Experience Interviewing for an Infrastructure Engineer - Continuous Delivery position

Been a while since I got to write to this blog. Recently, I had the pleasure of interviewing for an Infrastructure Engineer - Continuous Delivery position for a company based in Dallas, Texas. I wanted to pen down my experience while the memory is fresh and possibly help others in the same pursuits.


The first round was the typical HR round where the interviewer requested to know more about my experience in the DevOps / Infrastructure engineering field and gauge my interest in the position / learn about my background. It included a lot of open-ended questions such as can you please explain your role in your current position.


The next round was considerably more interesting and included more pointed questions about my experience in particular tools and working platforms. The interviewer also took the time to explain the role and the need for this position. 


After passing this round, I received a take-home exam, the exam question is as follows:


Hi Srikar,

We're excited to continue our recruiting process with you, and would love to dig into an exercise to further understand your skillset! This practical exercise will give us insight into your analytical, technical, and strategic thinking skills.  

Using the CI tool of your choice, create a CI/CD pipeline to build, test, publish and deploy a Hello World web application (in the language of your choice) that gets deployed to a Kubernetes cluster. You can either use EKS, or just spin up an EC2 instance and use k3s or some other quick deploy tool. If you go that route, make sure we can access the instance when you're done.

Bonus points:

* Use Infrastructure as code wherever possible

* Application can be scaled, preferably automatically, to handle increased loads.

* Changes to the application can be audited and quickly rolled back if needed

Upon completion, we'd like to see whatever code was written, and a brief summary of the tools chosen and why. Once you've gotten a chance to look this over, please use the following credentials to complete:


 This was a very interesting question -> I forked another gentleman's repo and built the following (https://github.com/srikarkc/myfirstapp). 

It was a very interesting assignment, learned a lot of new things.
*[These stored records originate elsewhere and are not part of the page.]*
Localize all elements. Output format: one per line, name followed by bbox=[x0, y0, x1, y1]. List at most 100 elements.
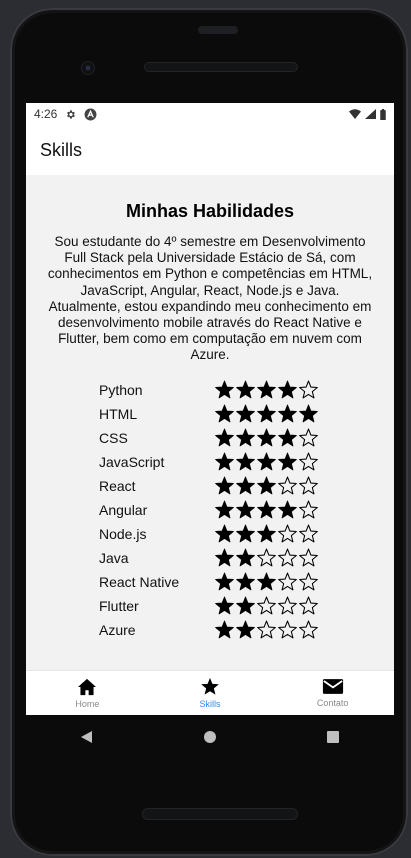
status-time: 4:26 bbox=[34, 107, 58, 121]
wifi-icon bbox=[349, 109, 361, 119]
star-filled-icon bbox=[236, 428, 255, 447]
skill-row: React Native bbox=[99, 570, 376, 594]
star-filled-icon bbox=[236, 452, 255, 471]
star-outline-icon bbox=[257, 548, 276, 567]
star-icon bbox=[201, 677, 219, 695]
star-outline-icon bbox=[257, 620, 276, 639]
star-filled-icon bbox=[215, 524, 234, 543]
back-triangle-icon[interactable] bbox=[80, 730, 94, 744]
skill-rating bbox=[214, 523, 319, 544]
tab-contato[interactable]: Contato bbox=[271, 671, 394, 715]
star-filled-icon bbox=[278, 404, 297, 423]
star-filled-icon bbox=[236, 548, 255, 567]
skill-rating bbox=[214, 475, 319, 496]
star-filled-icon bbox=[236, 524, 255, 543]
star-filled-icon bbox=[215, 548, 234, 567]
skill-row: Angular bbox=[99, 498, 376, 522]
star-filled-icon bbox=[236, 620, 255, 639]
star-filled-icon bbox=[215, 596, 234, 615]
skill-name: Node.js bbox=[99, 525, 147, 542]
skill-name: JavaScript bbox=[99, 453, 165, 470]
star-filled-icon bbox=[236, 476, 255, 495]
skill-row: JavaScript bbox=[99, 450, 376, 474]
app-notification-icon bbox=[84, 108, 97, 120]
tab-home[interactable]: Home bbox=[26, 671, 149, 715]
tab-home-label: Home bbox=[75, 698, 100, 709]
page-title: Skills bbox=[40, 139, 83, 160]
skill-row: CSS bbox=[99, 426, 376, 450]
system-navigation-bar bbox=[26, 722, 394, 752]
top-speaker-grille bbox=[144, 62, 298, 72]
star-outline-icon bbox=[299, 476, 318, 495]
star-outline-icon bbox=[299, 620, 318, 639]
battery-icon bbox=[380, 108, 386, 120]
bottom-speaker-grille bbox=[142, 808, 298, 820]
skill-row: HTML bbox=[99, 402, 376, 426]
skill-name: Python bbox=[99, 381, 143, 398]
skill-rating bbox=[214, 619, 319, 640]
app-screen: 4:26 Skills Minhas Habilidades Sou estud… bbox=[26, 103, 394, 715]
star-outline-icon bbox=[278, 548, 297, 567]
skill-name: Flutter bbox=[99, 597, 139, 614]
skills-list: Python HTML CSS JavaScript React Angular Node.… bbox=[99, 378, 376, 642]
star-filled-icon bbox=[215, 404, 234, 423]
bottom-tab-bar: Home Skills Contato bbox=[26, 670, 394, 715]
star-outline-icon bbox=[278, 524, 297, 543]
skills-description: Sou estudante do 4º semestre em Desenvol… bbox=[47, 234, 373, 363]
star-filled-icon bbox=[257, 404, 276, 423]
skills-heading: Minhas Habilidades bbox=[125, 201, 295, 221]
skill-rating bbox=[214, 451, 319, 472]
status-bar: 4:26 bbox=[26, 103, 394, 125]
star-filled-icon bbox=[236, 380, 255, 399]
skill-name: CSS bbox=[99, 429, 128, 446]
app-header: Skills bbox=[26, 125, 394, 175]
star-filled-icon bbox=[278, 380, 297, 399]
skill-row: Flutter bbox=[99, 594, 376, 618]
tab-skills[interactable]: Skills bbox=[149, 671, 272, 715]
star-filled-icon bbox=[215, 572, 234, 591]
skill-rating bbox=[214, 547, 319, 568]
star-outline-icon bbox=[278, 620, 297, 639]
star-filled-icon bbox=[257, 572, 276, 591]
home-circle-icon[interactable] bbox=[203, 730, 217, 744]
skill-rating bbox=[214, 379, 319, 400]
skill-rating bbox=[214, 595, 319, 616]
skill-row: Python bbox=[99, 378, 376, 402]
skill-rating bbox=[214, 571, 319, 592]
star-filled-icon bbox=[278, 428, 297, 447]
star-outline-icon bbox=[299, 524, 318, 543]
skill-rating bbox=[214, 403, 319, 424]
star-outline-icon bbox=[299, 548, 318, 567]
star-filled-icon bbox=[236, 404, 255, 423]
star-outline-icon bbox=[299, 428, 318, 447]
star-outline-icon bbox=[257, 596, 276, 615]
skill-row: Azure bbox=[99, 618, 376, 642]
star-filled-icon bbox=[236, 572, 255, 591]
home-icon bbox=[78, 678, 97, 695]
star-filled-icon bbox=[215, 452, 234, 471]
star-filled-icon bbox=[215, 380, 234, 399]
front-camera bbox=[82, 62, 94, 74]
star-filled-icon bbox=[215, 620, 234, 639]
skill-row: Java bbox=[99, 546, 376, 570]
tab-skills-label: Skills bbox=[199, 699, 221, 709]
star-filled-icon bbox=[215, 428, 234, 447]
star-filled-icon bbox=[278, 500, 297, 519]
mail-icon bbox=[322, 679, 343, 694]
star-filled-icon bbox=[236, 500, 255, 519]
star-filled-icon bbox=[215, 476, 234, 495]
star-outline-icon bbox=[299, 572, 318, 591]
cellular-signal-icon bbox=[365, 109, 376, 119]
skill-name: React bbox=[99, 477, 136, 494]
skill-row: Node.js bbox=[99, 522, 376, 546]
recents-square-icon[interactable] bbox=[326, 730, 340, 744]
star-outline-icon bbox=[278, 596, 297, 615]
star-filled-icon bbox=[257, 452, 276, 471]
star-filled-icon bbox=[257, 500, 276, 519]
star-filled-icon bbox=[257, 476, 276, 495]
skill-name: HTML bbox=[99, 405, 138, 422]
skill-name: Angular bbox=[99, 501, 148, 518]
skill-name: Azure bbox=[99, 621, 136, 638]
tab-contato-label: Contato bbox=[316, 698, 349, 708]
earpiece-slot bbox=[198, 26, 238, 34]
The final round of the assignment included questioning the choices that I made in the application and how I would improve the application if it were to be in a production environment.


Update - June 29, 2022 -> Unfortunately, due to changing business needs, the position was put on hold and I didn't head back with an offer. While this was disappointing to hear after putting so much time and effort into it, I'm glad I didn't accept the position and then learn about the company's financial hardships. This also provided me a good learning opportunity that I hope to put into practice in further blog posts.